Staff recommendation

In light of the above, the Staff recommended that the Board:

  • Retain the guidance in paragraphs 82-84 regarding how to assess the materiality of information related to covenants (see issue 1); and
  • Remove the guidance in paragraphs 85-86 and example Q regarding the impact of covenants on the materiality of other information (see issue 2).


The Board members had strongly opposing views on this issue. The Staff recommendations were approved by a narrow margin. The discussion centred on issue 2.

Those who supported removing the guidance raised the following points:

  • One of the main objectives of the PS is to promote a change in behaviour on how materiality is assessed. Having an immediate conflict between the PS and the regulatory and auditing requirements would hardly assist in achieving this objective, and would undermine the three-way relationship and dialogue between the preparer, auditor and regulator. In contrast, removing the guidance would remove a clear point of tension from the document.
  • The ED originally proposed that materiality judgements should be influenced by the existence of covenants, i.e. directly opposite to what the current draft of the PS proposes. As such, the stakeholders have not had a chance to comment on the current proposals.
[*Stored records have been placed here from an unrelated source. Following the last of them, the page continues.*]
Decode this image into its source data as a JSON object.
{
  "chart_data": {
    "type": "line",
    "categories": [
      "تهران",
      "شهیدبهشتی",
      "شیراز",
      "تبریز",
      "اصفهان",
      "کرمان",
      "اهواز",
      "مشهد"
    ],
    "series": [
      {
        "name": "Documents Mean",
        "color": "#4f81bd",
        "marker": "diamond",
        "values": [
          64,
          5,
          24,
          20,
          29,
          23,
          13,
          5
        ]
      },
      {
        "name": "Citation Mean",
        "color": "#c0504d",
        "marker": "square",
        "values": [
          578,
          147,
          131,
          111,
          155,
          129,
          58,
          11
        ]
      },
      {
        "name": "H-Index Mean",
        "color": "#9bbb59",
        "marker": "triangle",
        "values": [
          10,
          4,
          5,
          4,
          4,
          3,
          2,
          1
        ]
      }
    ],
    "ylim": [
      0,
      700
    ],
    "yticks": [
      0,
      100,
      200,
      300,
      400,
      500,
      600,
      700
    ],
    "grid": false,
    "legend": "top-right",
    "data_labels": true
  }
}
Furthermore, given that the PS is not supposed to introduce new guidance or interpretation, by exposing one way of thinking but finalising it in the completely opposite way, neither of which is supposed to be ‘new’ guidance, is inherently contradictory and indicates that the Board itself has not clearly thought through the matter. Retaining the guidance under such circumstances would only create confusion.
  • Some members think that a non-authoritative PS is not the right place to include such guidance, because it will have no weight against other authoritative guidance in case of conflicts. If the Board were to issue guidance on how covenants would affect the materiality assessment of other information, some Board members believed that it should be discussed head-on specifically with the aim of producing authoritative guidance, rather than as a by-product of a general discussion on materiality.
  • One Board member believed that it is more of a reciprocal assessment than a circular assessment if covenants were considered when making materiality judgements on other information. It would involve ‘a quick peek’ of the covenants, existing information and a mental calculation of what materiality would be and then reassessing the impact again. He observed that such reciprocal assessments are applied to many things when preparing financial statements. As such, an outright prohibition on considering covenants may not be appropriate. Given the discussions around the table, it is evident that the Board members are not on the same page nor are they clear that they have got this right. Hence he believed that it would be better to remove the guidance to bring the situation back to neutral ground.

Those who supported retaining the guidance observed as follows:

  • Regulatory and auditing guidance should not drive the Board’s decisions as they are created for different purposes. The Board is not required, nor is it able, to consider all regulatory requirements when making decisions. This case should be no different. Furthermore, the Staff was not sure whether regulators apart from the SEC require covenants to be considered when making materiality judgements. Since the SEC requirements apply only a subset of IFRS financial statements preparers, these Board members believed that it is not appropriate to remove the guidance just because of a conflict with one regulator.
  • As mentioned above, one of the objectives of the PS is to trigger a change in behaviour. If the Board is shrinking away from this guidance because of the potential conflicts and the likely debates that it will sparkle, then the Board would have missed its objective.
  • The Board has debated this issue before and arrived at the current proposal. If it abandons it now, it could be seen as endorsing the current behaviour (whatever that may be).